Over the years, I’ve had a great many students, and even organizers of these events, tell me that they found none of it "fun" in the least. But try being the one who says, "Actually, I don’t want to paint my face and wear this t-shirt another day and chant this, well, rather insipid and offensive cheer. And my roommates are binge drinkers who won’t do dishes and think it’s funny not to flush the toilet. This isn’t quite what I was promised at the University Fair, where all the talk was about cultivating the mind and the human spirit."

A few years back, during "O-Week", members of my former faculty's "student fun team" scrawled "Social Science: the Biggest and Best Faculty!" in chalk on the sidewalk outside of our oppressively ugly faculty building. (Some wag respond by writing: "Would you like fries with that?" underneath.) Later, I saw students practicing a cheer on the same theme. But a good education in the social sciences should actually call such conclusions into question. A proper slogan might read: "Objective, long-term consideration of the available evidence leads to the highly tentative conclusion that for a significant portion of motivated undergraduates in the social sciences, their undergraduate experience is, on the whole, intellectually fulfilling. More longitudinal studies are required to determine whether or not social science degrees are of actual utility in the rapidly-reorienting job market in terms of both starting salary and lifetime earnings. " But try making that into a cheer.

Anyway, there I will be, during O-Week, and when the time comes I hope I'll have the wisdom to not say what I'd really like to say, which is that if you’ve come to university to learn to think for yourself, now is the time to start.

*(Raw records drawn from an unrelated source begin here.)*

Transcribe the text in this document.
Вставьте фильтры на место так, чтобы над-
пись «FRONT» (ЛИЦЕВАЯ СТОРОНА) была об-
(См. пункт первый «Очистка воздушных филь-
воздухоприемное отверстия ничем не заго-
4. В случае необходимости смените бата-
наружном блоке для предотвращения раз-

In fact, consider O-Week your first test.

Twenty years. Did you catch that part, students? It was twenty years ago this month that I hopped on bike, rode up to the university, and chose my classes. English, History, Political Science, Philosophy, and Psychology (stupidly, I did not take French.) I remember all the profs. They seemed unfathomably old and learned to me, but I know now that two of them were ABDs, and a good deal younger than I am now. Twenty years. I can scarcely believe those words as I type them. And so I've decided that there is one thing I'm going to say for certain five weeks from today, and it's this:

"You’re seventeen or eighteen. I don’t mean to condescend, but it’s hard to appreciate at that age the rapidity of the passage of time. Twenty years ago this week I started university. The intervening years have passed so quickly I can hardly describe it. I still have projects, left over from high school, that I’ve been meaning to work on. For me, there have been good things and bad things in the past twenty years. I wouldn’t go back, even if I could, but I can tell you that I would like an extra twenty years before me. So my essential message to all of you is this: the greatest asset you possess is time. It is also the one asset that you have less of with every passing second. It is therefore urgent that you use your time well. If there's one thing that you derive from your education, I hope it's a better understanding of how to do that."

Time. Hear that ticking sound, students? It gets louder with every passing second.

3 comments:

Graham Broad said...

This early update brought to you by my new iMac!

gwarder said...

Perhaps you may gain some info for your orientation speech from this: http://www.crunchgear.com/2009/08/04/it-grad-cant-find-job-sues-her-college/

Unknown said...

Hey Professor this is Anthony M. from your Canadian History, American History and Canada in the Two World Wars classes. I was just sitting in my apartment in Korea, recuperating from an exhausting 13 hour work day, when it suddenly struck me to catch up on my old Prof's blog, which I have to confess I had forgotten about for some time, and I gotta say I agree completely on O week, I had no interest in it whatsoever but felt compelled to participate anyway, for awhile at least. Any who hope all is well, I'll do my best to check out your blog more often. Cheers from Seoul!